With the total number of completed deals on a general declining trend since 2009, the announced value of M&As reached only $3 billion during 2Q15, below its median level of the last 6 years. This has depressed the average deal sizes although the trend of larger transactions still holds. The below graphs 1 & 2 show the rising trend of the growing value of deals against the backdrop of declining number of deals over the period 2009-2015.

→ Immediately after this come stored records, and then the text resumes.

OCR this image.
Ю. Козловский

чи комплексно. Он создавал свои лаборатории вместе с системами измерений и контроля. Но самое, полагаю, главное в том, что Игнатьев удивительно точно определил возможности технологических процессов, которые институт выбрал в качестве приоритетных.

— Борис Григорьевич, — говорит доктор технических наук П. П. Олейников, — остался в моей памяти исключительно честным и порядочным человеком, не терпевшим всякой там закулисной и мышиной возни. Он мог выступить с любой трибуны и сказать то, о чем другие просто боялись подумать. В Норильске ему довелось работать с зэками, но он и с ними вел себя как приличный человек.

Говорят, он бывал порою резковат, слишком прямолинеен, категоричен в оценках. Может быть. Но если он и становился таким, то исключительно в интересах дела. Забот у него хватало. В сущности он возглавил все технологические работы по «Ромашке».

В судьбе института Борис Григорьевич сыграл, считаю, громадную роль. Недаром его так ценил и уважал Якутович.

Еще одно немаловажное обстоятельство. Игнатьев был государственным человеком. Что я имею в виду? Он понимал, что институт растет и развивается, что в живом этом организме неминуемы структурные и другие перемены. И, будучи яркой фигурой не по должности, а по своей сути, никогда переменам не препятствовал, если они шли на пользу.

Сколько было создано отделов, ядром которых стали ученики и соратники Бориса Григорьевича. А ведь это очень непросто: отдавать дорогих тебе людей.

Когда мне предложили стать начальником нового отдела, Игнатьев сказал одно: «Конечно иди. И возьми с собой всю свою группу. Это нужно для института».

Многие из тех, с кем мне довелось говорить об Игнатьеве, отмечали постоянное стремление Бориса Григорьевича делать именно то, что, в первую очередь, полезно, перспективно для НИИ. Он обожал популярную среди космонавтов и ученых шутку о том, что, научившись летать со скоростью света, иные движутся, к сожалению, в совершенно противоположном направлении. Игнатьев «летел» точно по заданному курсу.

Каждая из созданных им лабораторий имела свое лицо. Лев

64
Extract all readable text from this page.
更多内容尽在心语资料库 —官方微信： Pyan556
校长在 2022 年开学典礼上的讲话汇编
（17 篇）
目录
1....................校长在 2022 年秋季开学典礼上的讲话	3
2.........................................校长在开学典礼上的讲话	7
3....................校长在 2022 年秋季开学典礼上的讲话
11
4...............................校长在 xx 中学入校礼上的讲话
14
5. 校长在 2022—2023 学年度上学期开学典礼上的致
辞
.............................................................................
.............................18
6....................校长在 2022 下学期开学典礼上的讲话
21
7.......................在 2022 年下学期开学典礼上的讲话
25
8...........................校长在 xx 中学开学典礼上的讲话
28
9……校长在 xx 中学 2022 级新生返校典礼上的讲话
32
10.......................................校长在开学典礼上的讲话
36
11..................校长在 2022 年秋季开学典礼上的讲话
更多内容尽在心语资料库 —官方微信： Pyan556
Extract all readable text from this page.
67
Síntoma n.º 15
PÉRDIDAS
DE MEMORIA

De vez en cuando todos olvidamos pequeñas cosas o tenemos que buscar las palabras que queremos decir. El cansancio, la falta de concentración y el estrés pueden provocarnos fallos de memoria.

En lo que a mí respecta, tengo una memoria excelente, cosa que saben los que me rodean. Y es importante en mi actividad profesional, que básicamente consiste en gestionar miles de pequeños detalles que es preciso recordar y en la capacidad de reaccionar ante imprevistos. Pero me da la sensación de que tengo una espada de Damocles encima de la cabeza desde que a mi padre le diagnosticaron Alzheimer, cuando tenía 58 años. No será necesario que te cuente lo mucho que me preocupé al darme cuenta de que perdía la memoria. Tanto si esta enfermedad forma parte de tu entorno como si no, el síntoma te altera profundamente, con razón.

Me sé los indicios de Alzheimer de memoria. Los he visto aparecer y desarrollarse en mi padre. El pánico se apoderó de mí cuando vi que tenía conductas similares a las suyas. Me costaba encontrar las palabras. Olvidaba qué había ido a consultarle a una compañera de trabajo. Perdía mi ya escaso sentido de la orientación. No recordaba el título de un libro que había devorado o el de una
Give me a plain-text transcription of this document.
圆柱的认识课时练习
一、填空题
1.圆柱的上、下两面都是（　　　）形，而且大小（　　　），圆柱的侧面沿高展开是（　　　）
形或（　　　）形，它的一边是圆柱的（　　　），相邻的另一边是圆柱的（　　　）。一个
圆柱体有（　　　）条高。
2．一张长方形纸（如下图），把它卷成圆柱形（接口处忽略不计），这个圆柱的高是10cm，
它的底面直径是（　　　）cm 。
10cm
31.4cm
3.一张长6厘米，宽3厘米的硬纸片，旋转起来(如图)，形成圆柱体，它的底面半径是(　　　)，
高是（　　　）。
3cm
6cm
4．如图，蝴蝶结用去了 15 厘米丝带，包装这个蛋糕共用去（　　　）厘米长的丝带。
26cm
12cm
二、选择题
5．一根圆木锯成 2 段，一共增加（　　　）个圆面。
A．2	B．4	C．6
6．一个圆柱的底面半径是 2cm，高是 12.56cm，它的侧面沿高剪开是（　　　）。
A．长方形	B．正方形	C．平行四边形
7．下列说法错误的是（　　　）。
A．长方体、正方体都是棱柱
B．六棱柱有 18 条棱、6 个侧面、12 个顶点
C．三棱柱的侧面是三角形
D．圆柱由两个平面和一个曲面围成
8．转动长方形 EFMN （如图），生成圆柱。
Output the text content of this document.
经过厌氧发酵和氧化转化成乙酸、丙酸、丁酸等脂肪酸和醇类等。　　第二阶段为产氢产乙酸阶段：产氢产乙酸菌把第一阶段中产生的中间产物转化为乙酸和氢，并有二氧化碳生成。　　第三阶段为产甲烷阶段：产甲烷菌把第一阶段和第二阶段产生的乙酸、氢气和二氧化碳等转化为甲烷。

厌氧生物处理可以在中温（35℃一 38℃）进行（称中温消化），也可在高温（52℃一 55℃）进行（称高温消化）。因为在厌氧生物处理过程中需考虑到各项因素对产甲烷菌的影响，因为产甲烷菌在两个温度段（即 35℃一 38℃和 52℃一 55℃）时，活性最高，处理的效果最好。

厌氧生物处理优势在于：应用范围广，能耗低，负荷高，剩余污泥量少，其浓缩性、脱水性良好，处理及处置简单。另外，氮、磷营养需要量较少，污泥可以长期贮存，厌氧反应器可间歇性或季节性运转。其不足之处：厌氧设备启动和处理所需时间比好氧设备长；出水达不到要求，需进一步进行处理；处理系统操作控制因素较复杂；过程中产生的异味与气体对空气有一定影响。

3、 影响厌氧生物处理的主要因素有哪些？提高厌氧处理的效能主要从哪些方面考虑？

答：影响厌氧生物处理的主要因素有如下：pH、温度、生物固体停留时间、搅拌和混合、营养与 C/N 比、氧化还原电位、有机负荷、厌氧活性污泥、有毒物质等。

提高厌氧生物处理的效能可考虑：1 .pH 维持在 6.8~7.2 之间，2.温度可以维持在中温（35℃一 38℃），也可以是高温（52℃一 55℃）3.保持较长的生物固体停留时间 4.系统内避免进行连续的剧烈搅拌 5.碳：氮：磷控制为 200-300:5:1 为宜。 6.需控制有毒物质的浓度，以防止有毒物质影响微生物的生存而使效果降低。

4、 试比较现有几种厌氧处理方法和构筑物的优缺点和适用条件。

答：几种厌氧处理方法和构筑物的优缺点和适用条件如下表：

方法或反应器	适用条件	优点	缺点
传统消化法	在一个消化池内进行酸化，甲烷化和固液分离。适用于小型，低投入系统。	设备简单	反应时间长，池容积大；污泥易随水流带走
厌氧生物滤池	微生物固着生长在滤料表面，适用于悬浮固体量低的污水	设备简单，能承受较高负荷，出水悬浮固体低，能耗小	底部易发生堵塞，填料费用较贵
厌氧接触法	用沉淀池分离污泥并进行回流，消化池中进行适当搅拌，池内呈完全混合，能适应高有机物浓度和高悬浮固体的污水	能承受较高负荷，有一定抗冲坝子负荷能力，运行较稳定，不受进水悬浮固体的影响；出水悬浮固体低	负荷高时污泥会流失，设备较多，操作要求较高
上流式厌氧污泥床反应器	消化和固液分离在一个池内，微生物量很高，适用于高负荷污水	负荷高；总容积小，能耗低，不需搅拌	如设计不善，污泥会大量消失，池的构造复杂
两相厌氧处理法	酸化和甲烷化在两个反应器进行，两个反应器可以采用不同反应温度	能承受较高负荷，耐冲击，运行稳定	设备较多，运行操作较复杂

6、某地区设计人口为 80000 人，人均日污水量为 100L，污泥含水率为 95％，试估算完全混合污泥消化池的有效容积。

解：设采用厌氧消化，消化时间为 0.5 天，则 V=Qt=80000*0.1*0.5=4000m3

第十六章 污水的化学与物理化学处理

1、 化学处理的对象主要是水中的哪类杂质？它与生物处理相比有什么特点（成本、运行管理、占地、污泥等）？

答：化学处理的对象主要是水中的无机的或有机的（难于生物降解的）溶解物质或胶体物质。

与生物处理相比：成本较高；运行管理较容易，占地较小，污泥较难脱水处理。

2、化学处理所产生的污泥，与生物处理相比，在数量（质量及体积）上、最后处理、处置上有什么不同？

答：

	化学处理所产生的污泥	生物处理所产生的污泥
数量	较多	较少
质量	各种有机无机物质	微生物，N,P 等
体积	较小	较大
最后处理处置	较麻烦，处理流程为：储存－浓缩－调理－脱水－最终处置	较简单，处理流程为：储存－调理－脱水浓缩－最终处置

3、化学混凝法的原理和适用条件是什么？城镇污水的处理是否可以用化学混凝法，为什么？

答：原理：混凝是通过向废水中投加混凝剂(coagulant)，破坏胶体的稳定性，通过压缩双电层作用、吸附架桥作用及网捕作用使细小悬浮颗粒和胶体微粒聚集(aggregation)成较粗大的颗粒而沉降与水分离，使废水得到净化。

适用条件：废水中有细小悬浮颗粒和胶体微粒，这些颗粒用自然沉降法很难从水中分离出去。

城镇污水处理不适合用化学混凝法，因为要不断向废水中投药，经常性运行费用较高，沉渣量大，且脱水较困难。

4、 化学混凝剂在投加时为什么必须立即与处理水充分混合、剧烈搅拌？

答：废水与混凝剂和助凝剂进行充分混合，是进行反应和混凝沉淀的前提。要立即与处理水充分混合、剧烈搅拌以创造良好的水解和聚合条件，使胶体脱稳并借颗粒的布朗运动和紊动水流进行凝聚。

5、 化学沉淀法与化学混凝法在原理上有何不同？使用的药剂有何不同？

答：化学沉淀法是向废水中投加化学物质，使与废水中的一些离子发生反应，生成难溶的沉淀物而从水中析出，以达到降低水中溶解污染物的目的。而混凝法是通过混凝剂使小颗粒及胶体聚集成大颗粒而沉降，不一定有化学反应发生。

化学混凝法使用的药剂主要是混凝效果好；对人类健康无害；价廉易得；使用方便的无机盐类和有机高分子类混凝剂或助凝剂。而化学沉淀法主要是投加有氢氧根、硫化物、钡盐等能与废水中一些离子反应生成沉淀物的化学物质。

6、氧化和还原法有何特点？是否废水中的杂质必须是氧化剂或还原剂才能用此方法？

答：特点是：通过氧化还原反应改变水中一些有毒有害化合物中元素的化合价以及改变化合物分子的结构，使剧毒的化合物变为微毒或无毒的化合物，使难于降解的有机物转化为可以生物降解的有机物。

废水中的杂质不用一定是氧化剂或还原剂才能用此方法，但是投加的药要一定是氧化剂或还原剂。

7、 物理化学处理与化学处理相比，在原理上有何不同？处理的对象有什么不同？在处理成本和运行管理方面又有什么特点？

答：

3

From a geographic perspective, deal activity has been largely driven by a strong performance in GCC while the remaining of the region attracted a smaller share of the flow with selected Arab Spring countries like Egypt and Morocco witnessing a sustained uptrend. In fact, the GCC region continues to account for the bulk of the regional deal flow, with 79% and 56% respectively of the announced value and the volume of completed deals during 2Q2015. This is in line with the general trend witnessed during the years 2013 and 2014, in an indication of larger deals being closed outside the Arabian Gulf countries. All in all, larger ticket sizes are more common in the GCC, as opposed to a larger number of smaller deals in other MENA countries.